NAC-N 272

Hasselblad100 posted:

Hi Chris,

thats interesting and summarises my findings too. I have bought a few 24/96 albums and attached them to the streamer via a usb stick and I find it hard to tell any difference. 

What streamer do you have? It seems that many people agree that streaming scores well on the sq/convenience factor but struggle to hear a big difference in pure SQ.

Paul

This is with an NDX, streaming UPnP from a Unitiserve. To be fair, I’ve found that some hi-res material does aound very good, just that there is no guarantee that it will sound better than a CD rip or 16/44 download. Certainly not worth the extra price in my view, just on the off chance that it might sound better. 

Hungryhalibut posted:

 To me, and many others, ripped CDs played from a Nas or Core sound better than a Tidal stream. This is an opinion that Naim also subscribe to. If people find Tidal good enough then that’s fine; it just seems a shame that they are not hearing what their system is capable of.

Nigel, it might be interesting to hear if you still find Tidal to be inferior with the current firmware? I haven’t done any direct comparisons of the same album against a CD rip, but over the last few weeks, I just found Tidal music to be more enjoyable than it used to be. Maybe you should do another free trial to satisfy my curiosity?!

S3 posted:
ChrisSU posted:
Hasselblad100 posted:

Can anyone answer my Audivarna/Tidal question above? 

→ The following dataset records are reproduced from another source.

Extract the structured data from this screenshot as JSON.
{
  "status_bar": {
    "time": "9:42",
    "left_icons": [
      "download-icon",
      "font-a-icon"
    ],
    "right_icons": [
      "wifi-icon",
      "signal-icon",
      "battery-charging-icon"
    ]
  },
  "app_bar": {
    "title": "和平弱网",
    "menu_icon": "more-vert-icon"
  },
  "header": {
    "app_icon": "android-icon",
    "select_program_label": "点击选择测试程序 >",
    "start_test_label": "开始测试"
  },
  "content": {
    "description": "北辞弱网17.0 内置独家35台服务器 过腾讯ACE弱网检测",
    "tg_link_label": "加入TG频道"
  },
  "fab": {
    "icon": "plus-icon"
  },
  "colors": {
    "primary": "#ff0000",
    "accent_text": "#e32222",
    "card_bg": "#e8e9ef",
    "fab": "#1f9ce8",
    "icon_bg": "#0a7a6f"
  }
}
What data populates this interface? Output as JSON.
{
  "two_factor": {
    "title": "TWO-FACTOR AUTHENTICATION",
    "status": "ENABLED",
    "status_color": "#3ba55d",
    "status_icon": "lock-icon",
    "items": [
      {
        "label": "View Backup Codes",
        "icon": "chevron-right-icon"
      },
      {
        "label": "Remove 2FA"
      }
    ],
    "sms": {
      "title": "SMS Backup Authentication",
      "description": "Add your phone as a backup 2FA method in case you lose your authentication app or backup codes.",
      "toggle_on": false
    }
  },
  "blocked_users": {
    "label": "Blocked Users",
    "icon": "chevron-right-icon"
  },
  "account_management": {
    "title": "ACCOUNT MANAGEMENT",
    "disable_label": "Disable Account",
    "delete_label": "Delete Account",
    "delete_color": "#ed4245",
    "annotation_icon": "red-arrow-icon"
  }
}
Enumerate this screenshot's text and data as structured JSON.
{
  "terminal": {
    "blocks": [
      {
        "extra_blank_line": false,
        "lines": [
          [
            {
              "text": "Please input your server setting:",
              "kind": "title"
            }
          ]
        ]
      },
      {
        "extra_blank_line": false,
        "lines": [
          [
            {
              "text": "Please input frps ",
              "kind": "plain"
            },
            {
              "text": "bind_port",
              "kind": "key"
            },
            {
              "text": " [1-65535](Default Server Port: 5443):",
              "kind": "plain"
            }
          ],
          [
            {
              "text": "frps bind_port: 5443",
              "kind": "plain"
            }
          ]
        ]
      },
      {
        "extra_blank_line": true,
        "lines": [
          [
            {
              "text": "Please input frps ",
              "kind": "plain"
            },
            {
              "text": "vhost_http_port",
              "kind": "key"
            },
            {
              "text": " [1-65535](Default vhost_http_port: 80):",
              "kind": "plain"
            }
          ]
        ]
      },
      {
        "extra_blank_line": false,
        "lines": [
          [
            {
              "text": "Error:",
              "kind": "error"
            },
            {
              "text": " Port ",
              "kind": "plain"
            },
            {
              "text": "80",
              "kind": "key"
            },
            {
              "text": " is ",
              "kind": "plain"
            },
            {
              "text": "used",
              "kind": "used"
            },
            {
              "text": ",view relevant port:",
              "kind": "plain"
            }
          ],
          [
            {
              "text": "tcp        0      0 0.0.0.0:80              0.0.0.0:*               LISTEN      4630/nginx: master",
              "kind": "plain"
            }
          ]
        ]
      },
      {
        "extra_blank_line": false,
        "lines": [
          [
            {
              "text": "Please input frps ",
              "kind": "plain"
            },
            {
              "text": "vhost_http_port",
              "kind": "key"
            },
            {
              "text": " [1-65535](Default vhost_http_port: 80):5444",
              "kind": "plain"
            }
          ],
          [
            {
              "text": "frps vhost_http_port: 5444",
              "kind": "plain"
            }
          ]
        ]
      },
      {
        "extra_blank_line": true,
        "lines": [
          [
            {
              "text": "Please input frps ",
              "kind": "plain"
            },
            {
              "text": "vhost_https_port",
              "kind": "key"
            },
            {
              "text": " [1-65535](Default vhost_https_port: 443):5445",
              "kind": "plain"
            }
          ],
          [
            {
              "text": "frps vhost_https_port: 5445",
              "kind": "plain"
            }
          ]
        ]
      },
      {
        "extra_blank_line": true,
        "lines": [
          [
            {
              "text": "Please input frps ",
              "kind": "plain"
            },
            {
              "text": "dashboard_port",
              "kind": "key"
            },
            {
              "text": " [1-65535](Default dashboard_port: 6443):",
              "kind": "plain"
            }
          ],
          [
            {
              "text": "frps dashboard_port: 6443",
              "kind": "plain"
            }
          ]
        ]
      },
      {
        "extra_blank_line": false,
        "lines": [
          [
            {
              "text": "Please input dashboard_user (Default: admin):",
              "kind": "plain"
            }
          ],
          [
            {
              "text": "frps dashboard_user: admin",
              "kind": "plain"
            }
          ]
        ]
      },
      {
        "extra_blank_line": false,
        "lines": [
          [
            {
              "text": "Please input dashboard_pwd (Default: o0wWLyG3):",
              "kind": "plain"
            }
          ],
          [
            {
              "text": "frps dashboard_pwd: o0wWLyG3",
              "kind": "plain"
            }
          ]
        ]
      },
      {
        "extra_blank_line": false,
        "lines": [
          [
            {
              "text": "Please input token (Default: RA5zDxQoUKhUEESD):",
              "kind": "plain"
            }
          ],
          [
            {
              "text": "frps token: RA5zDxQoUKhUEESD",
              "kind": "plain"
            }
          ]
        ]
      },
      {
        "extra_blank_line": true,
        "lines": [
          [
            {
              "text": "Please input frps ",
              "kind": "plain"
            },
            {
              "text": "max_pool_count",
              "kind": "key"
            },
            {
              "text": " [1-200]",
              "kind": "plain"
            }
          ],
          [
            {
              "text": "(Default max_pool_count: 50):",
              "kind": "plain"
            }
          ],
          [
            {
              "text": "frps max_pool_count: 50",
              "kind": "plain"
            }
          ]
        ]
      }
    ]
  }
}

If the only way to get a streamer to deliver a  good (better than CD) result is to buy a load of hi-res music and put it on a USB or NAS then that’s very expensive and totally negates the convenience of being able to browse the online catalogue of tidal/qobuz etc

??

In reality, I haven’t found that hi-res music is necessarily better sounding than CD. I prefer to use a NAS/streamer rather than a CD player, but the majority of my collection is from ripped CDs. I find this generally sounds a little better than a CD quality stream from Tidal, but an expensive hi-res download does not necessarily sound better still. 

That has been my general experience as well. The 24 bit downloads I have don’t really sound any different on my 272 based system to their CD 16bit equivalents. 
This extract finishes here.